According to Coindesk, just three weeks before the Treasury Department’s leadership is expected to change, the Financial Crimes Enforcement Network (FinCEN) announced its intention to amend the Bank Secrecy Act’s Foreign Bank and Financial Accounts (FBAR) regulations in a rulemaking notice published on New Year’s Eve.
“FinCEN intends to propose to amend the regulations implementing the Bank Secrecy Act (BSA) regarding reports of foreign financial accounts (FBAR) to include virtual currency as a type of reportable account,” according to a brief notice published Thursday.
It did not provide a timeline for when this new proposal might be published.
The rule change would seem to bring FBAR rules around crypto holdings in line with cash held outside the U.S. by citizens or other U.S. persons.
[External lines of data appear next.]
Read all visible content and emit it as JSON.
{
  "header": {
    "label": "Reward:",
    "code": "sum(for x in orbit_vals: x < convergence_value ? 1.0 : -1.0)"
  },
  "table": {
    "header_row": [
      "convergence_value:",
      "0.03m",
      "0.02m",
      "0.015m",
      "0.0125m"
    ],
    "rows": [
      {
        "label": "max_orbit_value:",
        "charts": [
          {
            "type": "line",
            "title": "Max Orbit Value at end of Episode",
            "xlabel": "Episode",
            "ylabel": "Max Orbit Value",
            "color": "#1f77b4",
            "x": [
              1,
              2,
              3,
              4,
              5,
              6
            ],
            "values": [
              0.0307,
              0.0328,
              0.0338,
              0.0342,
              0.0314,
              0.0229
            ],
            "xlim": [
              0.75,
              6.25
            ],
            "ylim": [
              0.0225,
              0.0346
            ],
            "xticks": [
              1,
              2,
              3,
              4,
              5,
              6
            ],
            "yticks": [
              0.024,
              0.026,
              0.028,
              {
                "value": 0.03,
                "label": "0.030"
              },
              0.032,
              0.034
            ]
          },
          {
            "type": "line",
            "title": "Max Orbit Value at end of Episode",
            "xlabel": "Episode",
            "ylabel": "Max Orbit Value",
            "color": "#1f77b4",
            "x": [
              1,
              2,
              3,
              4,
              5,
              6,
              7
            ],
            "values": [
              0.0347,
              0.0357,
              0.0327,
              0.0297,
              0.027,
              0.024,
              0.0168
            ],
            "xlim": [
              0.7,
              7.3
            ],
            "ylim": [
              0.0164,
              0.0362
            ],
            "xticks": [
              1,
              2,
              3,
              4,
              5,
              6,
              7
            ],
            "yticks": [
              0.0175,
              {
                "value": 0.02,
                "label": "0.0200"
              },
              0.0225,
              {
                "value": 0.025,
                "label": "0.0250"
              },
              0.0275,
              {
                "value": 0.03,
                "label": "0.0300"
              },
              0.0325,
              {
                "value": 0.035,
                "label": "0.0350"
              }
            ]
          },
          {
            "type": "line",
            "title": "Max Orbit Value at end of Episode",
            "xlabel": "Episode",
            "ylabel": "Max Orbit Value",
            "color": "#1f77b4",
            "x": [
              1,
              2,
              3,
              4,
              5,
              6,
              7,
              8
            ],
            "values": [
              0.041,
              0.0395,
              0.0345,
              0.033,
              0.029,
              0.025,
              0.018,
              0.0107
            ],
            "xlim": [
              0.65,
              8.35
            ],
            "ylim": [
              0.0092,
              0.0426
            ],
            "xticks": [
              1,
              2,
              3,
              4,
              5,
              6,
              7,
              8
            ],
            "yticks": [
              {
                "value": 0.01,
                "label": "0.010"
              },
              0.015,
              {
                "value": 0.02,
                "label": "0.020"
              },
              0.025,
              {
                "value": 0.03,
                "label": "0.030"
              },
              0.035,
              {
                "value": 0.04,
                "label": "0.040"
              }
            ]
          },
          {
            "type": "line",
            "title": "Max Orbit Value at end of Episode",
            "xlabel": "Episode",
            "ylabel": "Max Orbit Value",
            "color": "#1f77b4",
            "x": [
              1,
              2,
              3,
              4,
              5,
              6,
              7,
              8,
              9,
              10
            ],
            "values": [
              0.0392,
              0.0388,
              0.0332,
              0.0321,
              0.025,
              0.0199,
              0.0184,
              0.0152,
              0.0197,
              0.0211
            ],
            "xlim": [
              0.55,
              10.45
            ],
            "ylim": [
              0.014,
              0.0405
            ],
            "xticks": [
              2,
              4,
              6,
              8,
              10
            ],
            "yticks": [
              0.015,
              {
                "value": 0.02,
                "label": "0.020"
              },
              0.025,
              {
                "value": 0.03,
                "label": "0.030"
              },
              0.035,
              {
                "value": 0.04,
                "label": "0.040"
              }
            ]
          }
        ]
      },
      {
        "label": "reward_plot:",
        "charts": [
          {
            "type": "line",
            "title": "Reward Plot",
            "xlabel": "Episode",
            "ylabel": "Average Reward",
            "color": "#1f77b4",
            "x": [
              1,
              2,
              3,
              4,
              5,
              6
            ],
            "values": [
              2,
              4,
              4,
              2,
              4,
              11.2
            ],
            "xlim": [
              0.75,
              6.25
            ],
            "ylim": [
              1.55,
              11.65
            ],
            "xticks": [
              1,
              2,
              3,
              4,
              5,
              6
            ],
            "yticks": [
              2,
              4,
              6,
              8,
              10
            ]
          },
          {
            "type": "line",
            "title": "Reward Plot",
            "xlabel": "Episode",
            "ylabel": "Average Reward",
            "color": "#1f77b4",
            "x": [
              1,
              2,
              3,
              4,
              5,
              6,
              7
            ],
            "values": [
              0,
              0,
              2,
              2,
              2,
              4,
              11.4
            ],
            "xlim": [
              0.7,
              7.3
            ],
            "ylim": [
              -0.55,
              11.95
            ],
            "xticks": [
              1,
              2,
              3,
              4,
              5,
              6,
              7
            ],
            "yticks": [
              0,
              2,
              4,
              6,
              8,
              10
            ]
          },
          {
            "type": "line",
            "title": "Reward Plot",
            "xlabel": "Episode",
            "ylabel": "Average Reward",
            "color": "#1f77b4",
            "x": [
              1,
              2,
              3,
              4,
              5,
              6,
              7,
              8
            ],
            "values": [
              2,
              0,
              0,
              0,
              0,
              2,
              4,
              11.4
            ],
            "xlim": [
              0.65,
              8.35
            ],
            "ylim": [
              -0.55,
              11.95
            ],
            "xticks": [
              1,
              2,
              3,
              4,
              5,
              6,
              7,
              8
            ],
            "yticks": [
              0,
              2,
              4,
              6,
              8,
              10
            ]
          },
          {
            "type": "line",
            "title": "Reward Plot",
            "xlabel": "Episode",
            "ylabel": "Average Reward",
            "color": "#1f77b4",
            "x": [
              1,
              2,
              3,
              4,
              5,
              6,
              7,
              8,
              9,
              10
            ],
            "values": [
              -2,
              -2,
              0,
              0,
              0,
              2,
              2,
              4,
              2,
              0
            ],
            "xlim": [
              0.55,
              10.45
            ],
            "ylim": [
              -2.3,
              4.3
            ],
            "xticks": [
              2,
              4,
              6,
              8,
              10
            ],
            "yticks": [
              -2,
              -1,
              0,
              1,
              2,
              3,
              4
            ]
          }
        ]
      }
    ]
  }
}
It could have the most visible impact on users of crypto exchanges, such as Bitstamp and Bitfinex.
At this time, FBARs must be filed by individuals who have an aggregate of over $10,000 in foreign financial accounts, including currencies. However, current regulations do not designate virtual currencies as an FBAR-reportable account. This amendment would end that exemption.
FBARs must include the name on the account, account number, name and address of the foreign bank, type of account and the maximum value held during the year, according to the Internal Revenue Service (IRS) website.
Individuals who fail to file face various penalties, including fines, according to the website.